I hate that sometimes in my dreams when I kill things I’m excited to kill them. I like the rush of power it gives me. I hate that a lot of times I enjoy talking to the demons and find them exciting and their attention somewhat intoxicating. I hate that sometimes I enjoy the things they do to me because it feels good and that sometimes I ask for them to do it. I feel I’m guilty of inexcusable things. I feel unworthy to associate with God. He says these things are very human and natural and I should not be so hard on myself but I can’t. I hate that I am so weak. God asked what it would take for me to love myself, would I have to be a saint never partaking in any earthly pleasure, with utmost self discipline? Why do I require the impossible of myself? Why?

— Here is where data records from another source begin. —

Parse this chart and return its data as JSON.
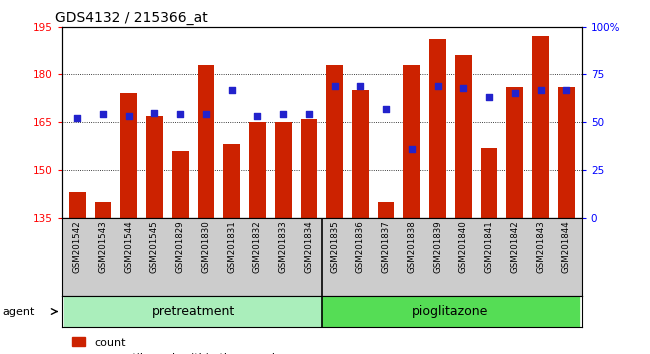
{
  "title": "GDS4132 / 215366_at",
  "samples": [
    "GSM201542",
    "GSM201543",
    "GSM201544",
    "GSM201545",
    "GSM201829",
    "GSM201830",
    "GSM201831",
    "GSM201832",
    "GSM201833",
    "GSM201834",
    "GSM201835",
    "GSM201836",
    "GSM201837",
    "GSM201838",
    "GSM201839",
    "GSM201840",
    "GSM201841",
    "GSM201842",
    "GSM201843",
    "GSM201844"
  ],
  "counts": [
    143,
    140,
    174,
    167,
    156,
    183,
    158,
    165,
    165,
    166,
    183,
    175,
    140,
    183,
    191,
    186,
    157,
    176,
    192,
    176
  ],
  "percentiles": [
    52,
    54,
    53,
    55,
    54,
    54,
    67,
    53,
    54,
    54,
    69,
    69,
    57,
    36,
    69,
    68,
    63,
    65,
    67,
    67
  ],
  "pretreatment_count": 10,
  "pioglitazone_count": 10,
  "ylim_left": [
    135,
    195
  ],
  "ylim_right": [
    0,
    100
  ],
  "yticks_left": [
    135,
    150,
    165,
    180,
    195
  ],
  "yticks_right": [
    0,
    25,
    50,
    75,
    100
  ],
  "bar_color": "#cc2200",
  "dot_color": "#2222cc",
  "pretreat_color": "#aaeebb",
  "pioglitazone_color": "#55dd55",
  "sample_band_color": "#cccccc",
  "title_fontsize": 10,
  "axis_tick_fontsize": 7.5,
  "sample_fontsize": 6.2,
  "agent_fontsize": 8,
  "band_label_fontsize": 9,
  "legend_fontsize": 8,
  "bar_width": 0.65
}
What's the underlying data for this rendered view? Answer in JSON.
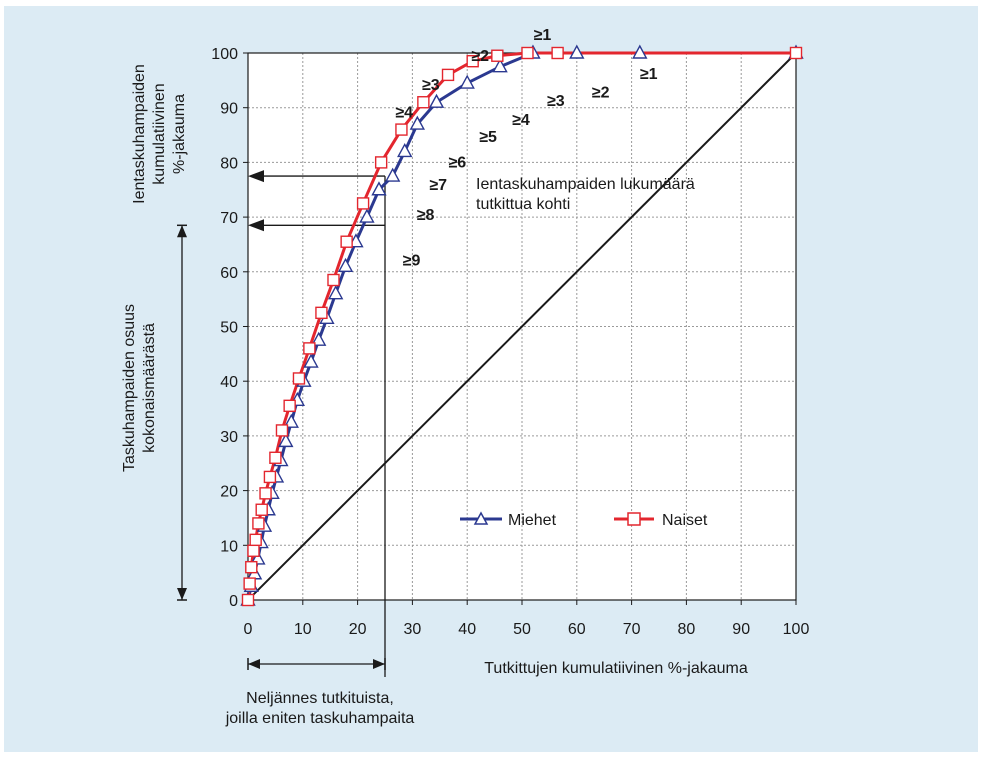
{
  "colors": {
    "background": "#dcebf4",
    "miehet": "#2b3990",
    "naiset": "#e3262e",
    "axis": "#1a1a1a",
    "grid": "#9a9a9a"
  },
  "chart_data": {
    "type": "line",
    "title": "",
    "xlabel": "Tutkittujen kumulatiivinen %-jakauma",
    "ylabel_top": [
      "Ientaskuhampaiden",
      "kumulatiivinen",
      "%-jakauma"
    ],
    "ylabel_left": [
      "Taskuhampaiden osuus",
      "kokonaismäärästä"
    ],
    "xlim": [
      0,
      100
    ],
    "ylim": [
      0,
      100
    ],
    "xticks": [
      "0",
      "10",
      "20",
      "30",
      "40",
      "50",
      "60",
      "70",
      "80",
      "90",
      "100"
    ],
    "yticks": [
      "0",
      "10",
      "20",
      "30",
      "40",
      "50",
      "60",
      "70",
      "80",
      "90",
      "100"
    ],
    "grid": true,
    "legend_position": "bottom-right",
    "series": [
      {
        "name": "Miehet",
        "marker": "triangle",
        "x": [
          0,
          0.6,
          1.2,
          1.8,
          2.4,
          3.0,
          3.7,
          4.4,
          5.2,
          6.0,
          6.9,
          7.9,
          9.0,
          10.2,
          11.5,
          12.9,
          14.4,
          16.0,
          17.8,
          19.7,
          21.7,
          23.9,
          26.4,
          28.6,
          30.9,
          34.4,
          40.0,
          46.0,
          52.0,
          60.0,
          71.5,
          100
        ],
        "y": [
          0,
          2.5,
          4.8,
          7.5,
          10.5,
          13.5,
          16.5,
          19.5,
          22.5,
          25.5,
          29.0,
          32.5,
          36.5,
          40.0,
          43.5,
          47.5,
          51.5,
          56.0,
          61.0,
          65.5,
          70.0,
          75.0,
          77.5,
          82.0,
          87.0,
          91.0,
          94.5,
          97.5,
          100,
          100,
          100,
          100
        ]
      },
      {
        "name": "Naiset",
        "marker": "square",
        "x": [
          0,
          0.3,
          0.6,
          1.0,
          1.4,
          1.9,
          2.5,
          3.2,
          4.0,
          5.0,
          6.2,
          7.6,
          9.3,
          11.2,
          13.4,
          15.6,
          18.0,
          21.0,
          24.3,
          28.0,
          32.0,
          36.5,
          41.0,
          45.5,
          51.0,
          56.5,
          100
        ],
        "y": [
          0,
          3.0,
          6.0,
          9.0,
          11.0,
          14.0,
          16.5,
          19.5,
          22.5,
          26.0,
          31.0,
          35.5,
          40.5,
          46.0,
          52.5,
          58.5,
          65.5,
          72.5,
          80.0,
          86.0,
          91.0,
          96.0,
          98.5,
          99.5,
          100,
          100,
          100
        ]
      },
      {
        "name": "",
        "marker": "none",
        "x": [
          0,
          100
        ],
        "y": [
          0,
          100
        ]
      }
    ],
    "point_labels": {
      "miehet": [
        {
          "text": "≥1",
          "x": 71.5,
          "y": 100
        },
        {
          "text": "≥2",
          "x": 60.0,
          "y": 97.5
        },
        {
          "text": "≥3",
          "x": 52.0,
          "y": 94.5
        },
        {
          "text": "≥4",
          "x": 46.0,
          "y": 91.0
        },
        {
          "text": "≥5",
          "x": 40.0,
          "y": 87.0
        },
        {
          "text": "≥6",
          "x": 34.4,
          "y": 82.0
        },
        {
          "text": "≥7",
          "x": 30.9,
          "y": 77.5
        },
        {
          "text": "≥8",
          "x": 28.6,
          "y": 72.0
        },
        {
          "text": "≥9",
          "x": 26.4,
          "y": 65.5
        }
      ],
      "naiset": [
        {
          "text": "≥1",
          "x": 56.5,
          "y": 100
        },
        {
          "text": "≥2",
          "x": 45.5,
          "y": 96.0
        },
        {
          "text": "≥3",
          "x": 36.5,
          "y": 91.0
        },
        {
          "text": "≥4",
          "x": 32.0,
          "y": 86.0
        }
      ]
    },
    "annotations": {
      "inner_text": [
        "Ientaskuhampaiden lukumäärä",
        "tutkittua kohti"
      ],
      "bottom_text": [
        "Neljännes tutkituista,",
        "joilla eniten taskuhampaita"
      ],
      "reference_x": 25,
      "reference_y_naiset": 77.5,
      "reference_y_miehet": 68.5,
      "span_y": [
        0,
        68.5
      ],
      "span_x": [
        0,
        25
      ]
    }
  }
}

I played first-person shooters for over 10 years, so I was pretty much obsessed with virtual murder, yet at the same time I couldn’t handle too much blood or gore, I just played for sport. Kind of burned myself out on it.
I only killed a person in my dreams once or twice after retiring from FPS games, and it was like some kind of abrupt accident, not some drawn-out ritual.
Maybe you’ll get bored of it, and the nature of your dreams will change.
I think if you dream that you have done something vile, yet are abhorred at the memory when you’re awake, your moral compass is pointed in the right direction. Don’t beat yourself up over it.
I don’t usually kill people. Killing people is usually a very horrific affair. Humans are sturdier than you would think and if you don’t know what you’re doing, which I usually don’t as I act impulsively and brute force it, it can take an uncomfortable amount of time to kill someone. I never have the luxury of guns. (Don’t know how to use them anyhow) Usually when I kill people it’s just by bashing their head in repeatedly, either with an object, smashing it into a wall or just with my fists. (I’m very strong in dreams, even without trying…I can pin a grown man to the ground without effort…depending on my confidence level I can hurl cars and whatnot as well) Anyways it’s always disgusting and depressing. Better than stabbing people though, sometimes I do end up going that route and honestly it’s worse because they lose consciousness slower because I guess you’re waiting on blood loss and not cranial trauma. Either way it’s hugely messy and gross, and extremely guilt producing as unless the person is pretty messed up there’s always a point where they start pleading for you to stop and bawling and it turns into worse noises past there if they’re still conscious.
Memories of those times are burned into my brain.
Mostly the times I enjoy killing is when it is non-humans, and when I have all of my powers so killing is exceedingly easy, like the other night where I stopped this nasty alien army that’s queen wanted to conquer the universe solely for status reasons I tried playing nice and reasoning with them and when they treated me rudely I butchered all of them with great satisfaction, except I think a prince and a royal advisor who I found decent enough to take over in the queen’s place. I felt horrific upon waking up and realizing I happily committed these acts of violence, especially when with my powers I can very very easily solve any conflict peacefully and in a multitude of ways. The fact that solving issues violently feels so viscerally good and satisfying to me is repulsive.
Well, good luck with your dilemma. Try not to feel too guilty for bad dreams, your conduct while awake is what counts most.
I bet even monks and priests have troubling dreams once in a while.
I wonder how much of these dreams have to do with our meds or illness. I used to have disturbing dreAms also but not killing they were disturbing to me in other ways. But over the years I’ve found that it is very important what you put into your mind via media and life choices. Prayer always seems to help Me straighten no these things out and get over the guilt.